화학공학소재연구정보센터
HWAHAK KONGHAK, Vol.28, No.1, 85-92, February, 1990
라그랑지안 좌표계의 유한요소법을 이용한 비뉴튼성 액체내 구형기포의 수축에 관한 연구
A study on the Collapse of Spherical Bubbles in Non-Newtonian Fluids Using a Finite Element Method in the Lagrangian Frame
초록
본 연구에서는 구형 cavitation bubble이 upper convected Maxwell fluid내에서 수축할 때의 현상을 이론적으로 해석하였다. 수치해법으로는 Lagrangian frame에서 자유표면을 추적하는 완전한 explicit scheme을 개발함으로써 수치해법상의 문제점을 해결한 방법을 이용하였다. 유체의 탄성은 Reynolds 수가 10이하인 경우 수축 초기단계에서는 수축을 가속화하고 후기 단계에서는 감속시키지만, Reynolds수가 10보다 큰 경우는 관성이 지배적이 되어 무시되었다. 후기 단계의 수축의 지연은 정성적으로는 cavitation damage의 감소와 연관이 있을 것으로 예측되었다.

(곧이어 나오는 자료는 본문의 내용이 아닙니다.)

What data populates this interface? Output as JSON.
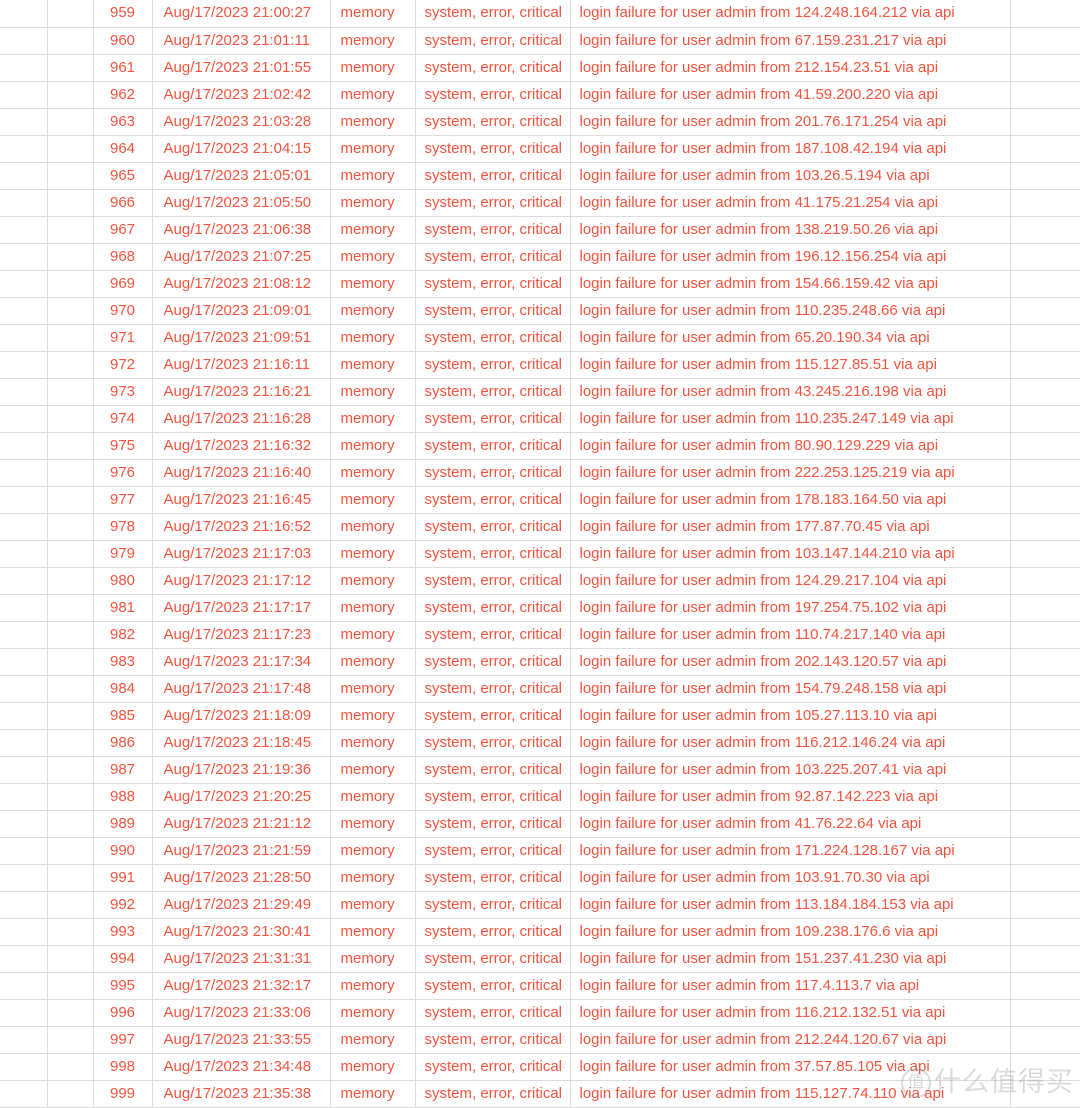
{
  "table": {
    "columns": [
      {
        "key": "blank_left_1",
        "label": "",
        "type": "spacer"
      },
      {
        "key": "blank_left_2",
        "label": "",
        "type": "spacer"
      },
      {
        "key": "id",
        "label": "",
        "type": "id"
      },
      {
        "key": "timestamp",
        "label": "",
        "type": "datetime"
      },
      {
        "key": "buffer",
        "label": "",
        "type": "text"
      },
      {
        "key": "topics",
        "label": "",
        "type": "text"
      },
      {
        "key": "message",
        "label": "",
        "type": "text"
      },
      {
        "key": "blank_right",
        "label": "",
        "type": "spacer"
      }
    ],
    "text_color": "#f4543e",
    "grid_color": "#dcdcdc",
    "row_background": "#ffffff",
    "rows": [
      {
        "id": "959",
        "timestamp": "Aug/17/2023 21:00:27",
        "buffer": "memory",
        "topics": "system, error, critical",
        "message": "login failure for user admin from 124.248.164.212 via api"
      },
      {
        "id": "960",
        "timestamp": "Aug/17/2023 21:01:11",
        "buffer": "memory",
        "topics": "system, error, critical",
        "message": "login failure for user admin from 67.159.231.217 via api"
      },
      {
        "id": "961",
        "timestamp": "Aug/17/2023 21:01:55",
        "buffer": "memory",
        "topics": "system, error, critical",
        "message": "login failure for user admin from 212.154.23.51 via api"
      },
      {
        "id": "962",
        "timestamp": "Aug/17/2023 21:02:42",
        "buffer": "memory",
        "topics": "system, error, critical",
        "message": "login failure for user admin from 41.59.200.220 via api"
      },
      {
        "id": "963",
        "timestamp": "Aug/17/2023 21:03:28",
        "buffer": "memory",
        "topics": "system, error, critical",
        "message": "login failure for user admin from 201.76.171.254 via api"
      },
      {
        "id": "964",
        "timestamp": "Aug/17/2023 21:04:15",
        "buffer": "memory",
        "topics": "system, error, critical",
        "message": "login failure for user admin from 187.108.42.194 via api"
      },
      {
        "id": "965",
        "timestamp": "Aug/17/2023 21:05:01",
        "buffer": "memory",
        "topics": "system, error, critical",
        "message": "login failure for user admin from 103.26.5.194 via api"
      },
      {
        "id": "966",
        "timestamp": "Aug/17/2023 21:05:50",
        "buffer": "memory",
        "topics": "system, error, critical",
        "message": "login failure for user admin from 41.175.21.254 via api"
      },
      {
        "id": "967",
        "timestamp": "Aug/17/2023 21:06:38",
        "buffer": "memory",
        "topics": "system, error, critical",
        "message": "login failure for user admin from 138.219.50.26 via api"
      },
      {
        "id": "968",
        "timestamp": "Aug/17/2023 21:07:25",
        "buffer": "memory",
        "topics": "system, error, critical",
        "message": "login failure for user admin from 196.12.156.254 via api"
      },
      {
        "id": "969",
        "timestamp": "Aug/17/2023 21:08:12",
        "buffer": "memory",
        "topics": "system, error, critical",
        "message": "login failure for user admin from 154.66.159.42 via api"
      },
      {
        "id": "970",
        "timestamp": "Aug/17/2023 21:09:01",
        "buffer": "memory",
        "topics": "system, error, critical",
        "message": "login failure for user admin from 110.235.248.66 via api"
      },
      {
        "id": "971",
        "timestamp": "Aug/17/2023 21:09:51",
        "buffer": "memory",
        "topics": "system, error, critical",
        "message": "login failure for user admin from 65.20.190.34 via api"
      },
      {
        "id": "972",
        "timestamp": "Aug/17/2023 21:16:11",
        "buffer": "memory",
        "topics": "system, error, critical",
        "message": "login failure for user admin from 115.127.85.51 via api"
      },
      {
        "id": "973",
        "timestamp": "Aug/17/2023 21:16:21",
        "buffer": "memory",
        "topics": "system, error, critical",
        "message": "login failure for user admin from 43.245.216.198 via api"
      },
      {
        "id": "974",
        "timestamp": "Aug/17/2023 21:16:28",
        "buffer": "memory",
        "topics": "system, error, critical",
        "message": "login failure for user admin from 110.235.247.149 via api"
      },
      {
        "id": "975",
        "timestamp": "Aug/17/2023 21:16:32",
        "buffer": "memory",
        "topics": "system, error, critical",
        "message": "login failure for user admin from 80.90.129.229 via api"
      },
      {
        "id": "976",
        "timestamp": "Aug/17/2023 21:16:40",
        "buffer": "memory",
        "topics": "system, error, critical",
        "message": "login failure for user admin from 222.253.125.219 via api"
      },
      {
        "id": "977",
        "timestamp": "Aug/17/2023 21:16:45",
        "buffer": "memory",
        "topics": "system, error, critical",
        "message": "login failure for user admin from 178.183.164.50 via api"
      },
      {
        "id": "978",
        "timestamp": "Aug/17/2023 21:16:52",
        "buffer": "memory",
        "topics": "system, error, critical",
        "message": "login failure for user admin from 177.87.70.45 via api"
      },
      {
        "id": "979",
        "timestamp": "Aug/17/2023 21:17:03",
        "buffer": "memory",
        "topics": "system, error, critical",
        "message": "login failure for user admin from 103.147.144.210 via api"
      },
      {
        "id": "980",
        "timestamp": "Aug/17/2023 21:17:12",
        "buffer": "memory",
        "topics": "system, error, critical",
        "message": "login failure for user admin from 124.29.217.104 via api"
      },
      {
        "id": "981",
        "timestamp": "Aug/17/2023 21:17:17",
        "buffer": "memory",
        "topics": "system, error, critical",
        "message": "login failure for user admin from 197.254.75.102 via api"
      },
      {
        "id": "982",
        "timestamp": "Aug/17/2023 21:17:23",
        "buffer": "memory",
        "topics": "system, error, critical",
        "message": "login failure for user admin from 110.74.217.140 via api"
      },
      {
        "id": "983",
        "timestamp": "Aug/17/2023 21:17:34",
        "buffer": "memory",
        "topics": "system, error, critical",
        "message": "login failure for user admin from 202.143.120.57 via api"
      },
      {
        "id": "984",
        "timestamp": "Aug/17/2023 21:17:48",
        "buffer": "memory",
        "topics": "system, error, critical",
        "message": "login failure for user admin from 154.79.248.158 via api"
      },
      {
        "id": "985",
        "timestamp": "Aug/17/2023 21:18:09",
        "buffer": "memory",
        "topics": "system, error, critical",
        "message": "login failure for user admin from 105.27.113.10 via api"
      },
      {
        "id": "986",
        "timestamp": "Aug/17/2023 21:18:45",
        "buffer": "memory",
        "topics": "system, error, critical",
        "message": "login failure for user admin from 116.212.146.24 via api"
      },
      {
        "id": "987",
        "timestamp": "Aug/17/2023 21:19:36",
        "buffer": "memory",
        "topics": "system, error, critical",
        "message": "login failure for user admin from 103.225.207.41 via api"
      },
      {
        "id": "988",
        "timestamp": "Aug/17/2023 21:20:25",
        "buffer": "memory",
        "topics": "system, error, critical",
        "message": "login failure for user admin from 92.87.142.223 via api"
      },
      {
        "id": "989",
        "timestamp": "Aug/17/2023 21:21:12",
        "buffer": "memory",
        "topics": "system, error, critical",
        "message": "login failure for user admin from 41.76.22.64 via api"
      },
      {
        "id": "990",
        "timestamp": "Aug/17/2023 21:21:59",
        "buffer": "memory",
        "topics": "system, error, critical",
        "message": "login failure for user admin from 171.224.128.167 via api"
      },
      {
        "id": "991",
        "timestamp": "Aug/17/2023 21:28:50",
        "buffer": "memory",
        "topics": "system, error, critical",
        "message": "login failure for user admin from 103.91.70.30 via api"
      },
      {
        "id": "992",
        "timestamp": "Aug/17/2023 21:29:49",
        "buffer": "memory",
        "topics": "system, error, critical",
        "message": "login failure for user admin from 113.184.184.153 via api"
      },
      {
        "id": "993",
        "timestamp": "Aug/17/2023 21:30:41",
        "buffer": "memory",
        "topics": "system, error, critical",
        "message": "login failure for user admin from 109.238.176.6 via api"
      },
      {
        "id": "994",
        "timestamp": "Aug/17/2023 21:31:31",
        "buffer": "memory",
        "topics": "system, error, critical",
        "message": "login failure for user admin from 151.237.41.230 via api"
      },
      {
        "id": "995",
        "timestamp": "Aug/17/2023 21:32:17",
        "buffer": "memory",
        "topics": "system, error, critical",
        "message": "login failure for user admin from 117.4.113.7 via api"
      },
      {
        "id": "996",
        "timestamp": "Aug/17/2023 21:33:06",
        "buffer": "memory",
        "topics": "system, error, critical",
        "message": "login failure for user admin from 116.212.132.51 via api"
      },
      {
        "id": "997",
        "timestamp": "Aug/17/2023 21:33:55",
        "buffer": "memory",
        "topics": "system, error, critical",
        "message": "login failure for user admin from 212.244.120.67 via api"
      },
      {
        "id": "998",
        "timestamp": "Aug/17/2023 21:34:48",
        "buffer": "memory",
        "topics": "system, error, critical",
        "message": "login failure for user admin from 37.57.85.105 via api"
      },
      {
        "id": "999",
        "timestamp": "Aug/17/2023 21:35:38",
        "buffer": "memory",
        "topics": "system, error, critical",
        "message": "login failure for user admin from 115.127.74.110 via api"
      }
    ]
  },
  "watermark": {
    "badge": "值",
    "text": "什么值得买"
  }
}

In this research, the collapse of a spherical caviation bubble contained in a large body of upper con-vected Maxwell fluid was studied theoretically. A fully explicit numerical scheme was developed which could track the bubble surface without iteration. It was observed that, when Re was less than 10, fluid elasticity accelerated the collapse in the early stage of collapse while in the later stage it rearded. When Re was larger than 10, however, fluid elasticity was no longer effective in changing the pace of collapse due to the large inertia. The retardation for Re<10 was expected to be related with the reduced cavitation damage in viscoelastic fluids.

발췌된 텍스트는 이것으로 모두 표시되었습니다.